In a pioneering move, Djibouti has implemented a carbon dioxide emissions tax aimed at generating crucial revenue for climate adaptation initiatives. This innovative approach arises in response to significant cuts in international aid, particularly following reductions from the United States. The model, which has garnered attention across the continent, showcases how smaller nations can leverage carbon emissions to drive local sustainability projects.
Navigating a Climate Crisis
After an underwhelming rainy season in mid-2025, authorities in Djibouti’s Tadjourah region faced a dire situation as thousands of nomadic herders migrated from the interior to the coast in search of water. Compounding this crisis were drastic cuts in foreign assistance, particularly from the Trump administration, which left local governments scrambling for resources.
In a remarkable turnaround, the region’s officials reached out to the newly established Sovereign Carbon Agency (SCA) for immediate support. The SCA, operational since 2023, was specifically created to manage funds raised through Djibouti’s carbon emissions levy. The agency quickly dispatched water trucks and solar-powered desalination units, effectively addressing the immediate needs of the displaced communities and preventing widespread hardship. This is just one example of the multitude of initiatives funded through the carbon tax, which aims to hold major polluters accountable for their environmental impact.
A New Financial Mechanism for Climate Resilience
Bruno Pardigon, a French entrepreneur and director of the SCA, emphasised the agency’s capacity to respond swiftly to local crises. “We will never replace the UN, and we will never replace aid, but we can react quickly to events,” he stated. The carbon levy has facilitated around 80 projects to date, including efforts in plastic waste management, recycling, and the restoration of mangrove ecosystems.

The levy targets emissions from the bustling Djibouti port, one of Africa’s largest, which facilitates about 95% of Ethiopia’s trade through approximately 2,500 visiting vessels annually. Ships are charged $17 (£12.60) per tonne of carbon dioxide emitted, covering half of their emissions per voyage. This system is meticulously monitored and audited to ensure compliance with international standards, making the revenue generated both substantial and credible.
A Model for Africa
Djibouti’s carbon pricing initiative has its roots in discussions from the COP27 climate conference held in Sharm El-Sheikh in late 2022. Frustrated by the lack of carbon taxation among African nations, President Ismail Guelleh championed the development of a localised system that prioritises the needs of Djibouti over external interests.

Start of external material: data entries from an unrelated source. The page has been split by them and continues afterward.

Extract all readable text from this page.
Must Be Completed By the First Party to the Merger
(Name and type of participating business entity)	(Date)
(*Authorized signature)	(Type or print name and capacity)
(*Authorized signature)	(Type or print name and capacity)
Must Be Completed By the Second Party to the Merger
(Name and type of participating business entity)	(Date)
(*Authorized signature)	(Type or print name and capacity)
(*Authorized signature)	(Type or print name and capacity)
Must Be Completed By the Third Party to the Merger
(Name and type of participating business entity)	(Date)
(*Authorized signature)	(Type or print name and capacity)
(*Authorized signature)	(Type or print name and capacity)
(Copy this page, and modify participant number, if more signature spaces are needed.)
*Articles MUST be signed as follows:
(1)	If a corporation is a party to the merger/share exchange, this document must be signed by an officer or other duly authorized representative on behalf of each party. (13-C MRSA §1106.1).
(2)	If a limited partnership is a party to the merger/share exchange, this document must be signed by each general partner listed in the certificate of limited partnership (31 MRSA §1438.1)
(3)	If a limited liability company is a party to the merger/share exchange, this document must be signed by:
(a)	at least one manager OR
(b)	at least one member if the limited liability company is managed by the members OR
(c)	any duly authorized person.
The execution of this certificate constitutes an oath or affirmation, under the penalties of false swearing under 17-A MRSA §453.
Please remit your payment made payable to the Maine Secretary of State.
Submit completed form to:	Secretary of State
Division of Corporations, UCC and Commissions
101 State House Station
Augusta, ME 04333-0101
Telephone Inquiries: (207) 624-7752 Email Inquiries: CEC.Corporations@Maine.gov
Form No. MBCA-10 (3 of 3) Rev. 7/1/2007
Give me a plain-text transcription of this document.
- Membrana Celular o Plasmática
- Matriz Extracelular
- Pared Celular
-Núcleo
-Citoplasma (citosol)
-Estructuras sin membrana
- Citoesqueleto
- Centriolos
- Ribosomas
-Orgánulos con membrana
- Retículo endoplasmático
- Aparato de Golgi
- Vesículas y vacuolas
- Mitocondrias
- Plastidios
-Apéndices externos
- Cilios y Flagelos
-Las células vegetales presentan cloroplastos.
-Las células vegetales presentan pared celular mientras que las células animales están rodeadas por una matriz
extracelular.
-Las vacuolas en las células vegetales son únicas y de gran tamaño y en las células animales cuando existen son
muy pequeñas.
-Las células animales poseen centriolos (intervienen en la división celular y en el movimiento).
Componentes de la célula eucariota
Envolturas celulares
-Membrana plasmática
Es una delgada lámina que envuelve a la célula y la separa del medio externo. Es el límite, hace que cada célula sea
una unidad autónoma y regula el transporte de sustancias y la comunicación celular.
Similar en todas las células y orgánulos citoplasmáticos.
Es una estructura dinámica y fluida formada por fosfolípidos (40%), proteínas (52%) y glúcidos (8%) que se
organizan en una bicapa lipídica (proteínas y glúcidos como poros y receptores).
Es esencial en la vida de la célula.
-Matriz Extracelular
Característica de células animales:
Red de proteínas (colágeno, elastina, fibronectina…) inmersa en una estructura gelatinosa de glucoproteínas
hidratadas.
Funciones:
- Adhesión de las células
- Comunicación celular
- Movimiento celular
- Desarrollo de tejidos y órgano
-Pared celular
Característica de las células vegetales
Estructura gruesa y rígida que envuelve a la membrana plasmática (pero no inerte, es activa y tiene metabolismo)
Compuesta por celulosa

Unlike similar initiatives in other African countries, which have sometimes been criticised for favouring large emitters in the Global North, Djibouti’s model is designed to ensure that local communities benefit directly from the funds generated. The SCA collaborates with NGOs to identify impactful projects while avoiding redundancy, ensuring that resources are allocated effectively.
Despite initial scepticism from international organisations, the success of the carbon levy in supporting local projects has shifted perspectives, with many now seeking to partner with Djibouti for future funding opportunities.
Expanding Influence Beyond Borders
While South Africa has had a carbon tax in place since 2019, Djibouti’s model provides a blueprint for smaller African nations to harness emissions from foreign companies without heavily impacting local economies. Paul Sebastien, a key figure in establishing the carbon pricing system, noted, “Djibouti has paved the way for other countries in the continent to generate revenues from carbon emissions.”

With plans to relocate the Africa Sovereign Carbon Registry (ASCR) headquarters to Addis Ababa, Djibouti aims to promote its model across the continent. Countries like Gabon and Liberia have already initiated their own carbon tax programmes, while at least 15 others are contemplating similar actions.
Globally, over 50 nations have adopted carbon pricing systems, primarily in the Global North, illustrating a growing recognition of the need for such measures to combat climate change. Djibouti’s approach demonstrates that even nations with minimal contributions to global emissions can effectively implement carbon pricing to support local climate initiatives.
Why it Matters
Djibouti’s carbon emissions levy represents a significant shift in how developing nations can address climate challenges while securing financial independence from foreign aid. By successfully implementing a system that holds polluters accountable, Djibouti not only fortifies its resilience against climate change but also sets a precedent for other vulnerable nations. This initiative could empower a wave of similar efforts across Africa, enabling countries to harness their resources and tackle the looming climate crisis on their terms.